“Rahman, Rahim, Allah’ın ismi ile,
Hamd, o rabbil alemin, o Rahman, o Rahim, o din gününün maliki Allah (c.c.)’ın. Sade sana ederiz kulluğu, ibadeti. Ve sade senden dileriz avni, inayeti ya Rab! Hidayet eyle bizi doğru yola. O kendilerine in’am ettiğin mesutların yoluna; ne o gadap olunanların ne de sapkınların! (Fatiha Sûresi),
***
İlahi! Hamdini sözüme sertaç ettim, zikrini kalbime mi’râç ettim, kitabını kendime minhâç ettim. Ben yoktum var ettin, varlığından haberdar ettin. Aşkınla bi karâr ettin. İnayetine sığındım, kapına geldim. Hidayetine sığındım lutfüne geldim.

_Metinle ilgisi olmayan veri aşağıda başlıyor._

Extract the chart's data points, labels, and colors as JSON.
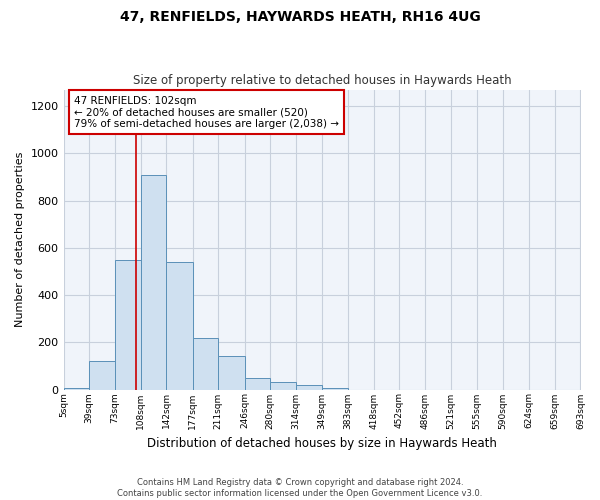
{
  "title": "47, RENFIELDS, HAYWARDS HEATH, RH16 4UG",
  "subtitle": "Size of property relative to detached houses in Haywards Heath",
  "xlabel": "Distribution of detached houses by size in Haywards Heath",
  "ylabel": "Number of detached properties",
  "footer_line1": "Contains HM Land Registry data © Crown copyright and database right 2024.",
  "footer_line2": "Contains public sector information licensed under the Open Government Licence v3.0.",
  "bar_color": "#cfe0f0",
  "bar_edge_color": "#5a90b8",
  "grid_color": "#c8d0dc",
  "annotation_line1": "47 RENFIELDS: 102sqm",
  "annotation_line2": "← 20% of detached houses are smaller (520)",
  "annotation_line3": "79% of semi-detached houses are larger (2,038) →",
  "annotation_box_color": "#cc0000",
  "vline_color": "#cc0000",
  "vline_x": 102,
  "bins": [
    5,
    39,
    73,
    108,
    142,
    177,
    211,
    246,
    280,
    314,
    349,
    383,
    418,
    452,
    486,
    521,
    555,
    590,
    624,
    659,
    693
  ],
  "counts": [
    5,
    120,
    550,
    910,
    540,
    220,
    140,
    50,
    30,
    20,
    5,
    0,
    0,
    0,
    0,
    0,
    0,
    0,
    0,
    0
  ],
  "ylim": [
    0,
    1270
  ],
  "yticks": [
    0,
    200,
    400,
    600,
    800,
    1000,
    1200
  ],
  "tick_labels": [
    "5sqm",
    "39sqm",
    "73sqm",
    "108sqm",
    "142sqm",
    "177sqm",
    "211sqm",
    "246sqm",
    "280sqm",
    "314sqm",
    "349sqm",
    "383sqm",
    "418sqm",
    "452sqm",
    "486sqm",
    "521sqm",
    "555sqm",
    "590sqm",
    "624sqm",
    "659sqm",
    "693sqm"
  ],
  "figsize": [
    6.0,
    5.0
  ],
  "dpi": 100,
  "bg_color": "#f0f4fa"
}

Kulluk edemedim afvine geldim. Şaşırtma beni, doğruyu söylet, neşeni duyur, hakikati öğret. Sen duyurmazsan ben duyamam, sen söyletmezsen ben söyleyemem, sen sevdirmezsen ben sevdiremem. Sevdirbize hep sevdiklerini. Yerdir bize hep yerdiklerini. Yâr et bize erdirdiklerini. Sevdin habibini kainata sevdirdin. Sevdin de hil’atı risaleti giydirdin. Makamı İbrahim’den makamı Mahmud’a erdirdin. Serveri asfiya kıldın. Hatemi enbiya kıldın. Muhammed Mustafa kıldın. Selatü selam, tahiyyat-ü ikram, her türlü ihtiram ona, O (s.a.v.)’nun Al-ü Eshab-u Etbaına Yarab!